Quand je dis halte-là, c’est pour signifier qu’il nous faut tout de suite répondre à cette bataille idéologique et il ne saurait être question de mettre en sourdine nos revendications.
Comme nous ne sommes pas des demeurés, et que nous savons très bien que cette stratégie ne vise qu’à nous faire payer les dommages faits par tous ces actionnaires et banquiers crapuleux, nous avons toutes les raisons de nous mobiliser partout pour les salaires et les retraites.
Le 16 octobre tous les retraités, à l’appel des organisations syndicales et d’associations de retraités organisent des manifestations dans tout le pays, c’est une première réaction pour s’opposer à cette union sacrée de la rente et du salariat que l’on voudrait nous imposer.
Plus de cent cinquante mille retraités vont manifester ce jour là dans toute la France.
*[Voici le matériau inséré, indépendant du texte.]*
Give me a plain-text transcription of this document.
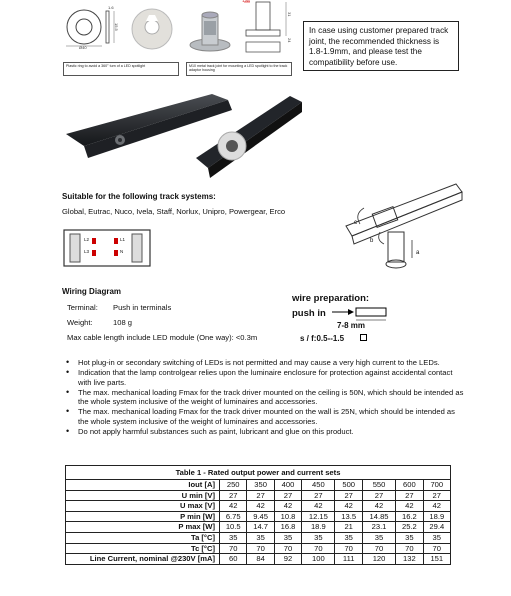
Ø40
1.6
15.5
1.85
31
24
Plastic ring to avoid a 360° turn of a LED spotlight	M10 metal track joint for mounting a LED spotlight to the track adaptor housing
In case using customer prepared track joint, the recommended thickness is 1.8-1.9mm, and please test the compatibility before use.
Suitable for the following track systems:
Global, Eutrac, Nuco, Ivela, Staff, Norlux, Unipro, Powergear, Erco
L2	L1
L3	N
c
b
a
Wiring Diagram
Terminal: Push in terminals
Weight:	108 g
Max cable length include LED module (One way): <0.3m
wire preparation:
push in
7-8 mm
s / f:0.5--1.5
• Hot plug-in or secondary switching of LEDs is not permitted and may cause a very high current to the LEDs.
• Indication that the lamp controlgear relies upon the luminaire enclosure for protection against accidental contact with live parts.
• The max. mechanical loading Fmax for the track driver mounted on the ceiling is 50N, which should be intended as the whole system inclusive of the weight of luminaires and accessories.
• The max. mechanical loading Fmax for the track driver mounted on the wall is 25N, which should be intended as the whole system inclusive of the weight of luminaires and accessories.
• Do not apply harmful substances such as paint, lubricant and glue on this product.
Table 1 - Rated output power and current sets								
Iout [A]	250	350	400	450	500	550	600	700
U min [V]	27	27	27	27	27	27	27	27
U max [V]	42	42	42	42	42	42	42	42
P min [W]	6.75	9.45	10.8	12.15	13.5	14.85	16.2	18.9
P max [W]	10.5	14.7	16.8	18.9	21	23.1	25.2	29.4
Ta [°C]	35	35	35	35	35	35	35	35
Tc [°C]	70	70	70	70	70	70	70	70
Line Current, nominal @230V [mA]	60	84	92	100	111	120	132	151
Je pense qu’ensuite, et après la journée internationale sur le travail décent du 7 octobre, que nos confédérations syndicales devraient se réunir et décider d’une grande action de masse pour dire non à cette politique d’austérité et exiger, pour relancer l’économie, une forte revalorisation des salaires et des retraites : en 1968 nous leur avons imposé des hausses considérables des rémunérations.
L’unité nationale, c’est celle des travailleurs et d'un syndicalisme rassemblé face à ce capitalisme escroc.